MELLODDY and the Privacy and Accuracy Frontier

MELLODDY is a federated learning network where 10 major pharmaceutical companies are collaboratively training an algorithm on their collective pre-clinical data, with the goal of accelerating drug discovery. MELLODDY was borne out of the Innovative Medicines Initiative and is a 3 year project that has just hit their 1 year milestone. With this milestone they also launched their first run of live federated learning learning across MELLODDY’s member’s datasets.

The accompanying article is a good reminder of the difficulty of standing up a federated learning network. MELLODDY has spent a full year performing audits to ensure their software actually met the privacy and security standards that each party required to go live. Only after doing so could the MELLODDY network start to train their algorithms, and their first live run is planned to go on for months. I wonder what the bill is for the computing power they are using!

Turning to the future, they plan to spend the next 2 years focusing on “maximizing predictive gains from securely harnessing our joint private data.” I thought this was interesting and worth a bit of elaboration.

As you may recall one of the challenges in training a federated learning algorithm is that algorithms may contain some of the information used to train them. If you are trying to fit an algorithm closely to some data then you may end up embedding that data in your algorithm. In turn that means someone else could take your algorithm and reverse engineer it to yield the data you used to train it! Obviously this is a bad thing if your algorithm is trained on sensitive data that you want to keep private.

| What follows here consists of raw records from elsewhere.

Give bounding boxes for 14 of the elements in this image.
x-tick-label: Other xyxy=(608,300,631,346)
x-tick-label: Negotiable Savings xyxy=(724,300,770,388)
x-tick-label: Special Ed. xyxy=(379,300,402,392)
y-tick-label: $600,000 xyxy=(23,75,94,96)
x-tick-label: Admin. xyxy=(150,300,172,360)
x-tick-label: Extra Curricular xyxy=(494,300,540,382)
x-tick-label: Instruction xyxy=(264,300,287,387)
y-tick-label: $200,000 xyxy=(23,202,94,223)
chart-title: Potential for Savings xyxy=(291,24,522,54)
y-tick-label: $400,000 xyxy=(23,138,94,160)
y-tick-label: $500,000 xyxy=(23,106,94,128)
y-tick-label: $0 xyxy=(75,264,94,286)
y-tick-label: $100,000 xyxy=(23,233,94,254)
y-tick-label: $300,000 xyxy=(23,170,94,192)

In simple terms you could think of this tradeoff like this:

As you fit your algorithm to the underlying data closer it becomes more accurate. But, at the same time, there is an increasing risk of someone being able to reverse engineer your algorithm and be able to recover some of your sensitive data from it. This trade off between privacy and accuracy forms a frontier, which is the purple line above. Note: for a given level of privacy or accuracy you can never go beyond the purple line, but you can simply not reach it if your algorithm is not optimally designed.

In the case of MELLODDY the underlying data is highly sensitive and there is a minimum level of privacy that the companies involved demand:

No matter what accuracy improvements they would get these companies are not willing to cross this line, and MELLODDY has spent their year so far performing audits to show can they can reach this minimum level of privacy. Their algorithm is represented by the blue dot “A” below.

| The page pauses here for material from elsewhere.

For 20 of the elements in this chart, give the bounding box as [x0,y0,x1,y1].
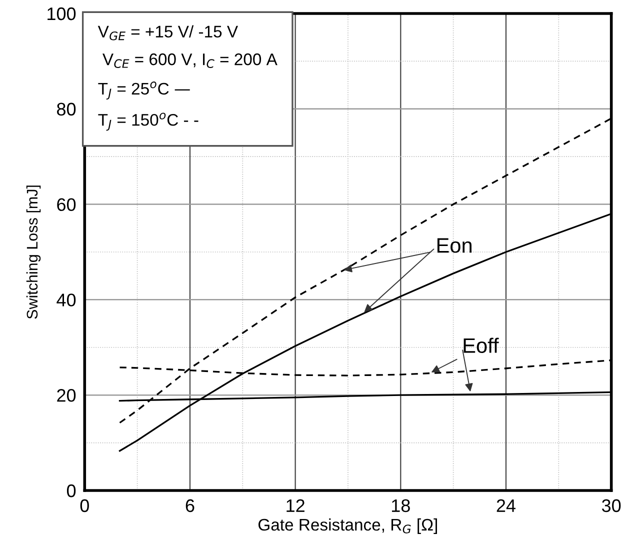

The reason why A is not on the purple line is that the focus of MELLODDY to date has been proving they can meet a minimum level of privacy, not optimizing their algorithm for accuracy. The next two years of MELLODDY is focused on improving accuracy while still ensuring that same level of privacy:

In other words, MELLODDY is trying to move from point A, where they are now, to point B, which is on the accuracy and privacy frontier. At this point they would be maximizing the accuracy of their algorithm given a certain minimum level of privacy.

These principles are broadly applicable across federated learning networks. Each network is faced with the same trade off between privacy and accuracy and will need to make a decision about the level of risk members are willing to bear. Moreover, each network will need to do the work of showing they have achieved their desired level of privacy. This is a non-trivial thing to do and will likely require independent audits by experts. Lastly, each network will need to do the work of optimizing their algorithms to the edge of the privacy-accuracy frontier, or moving from A to B, with the constraint of meeting their privacy needs.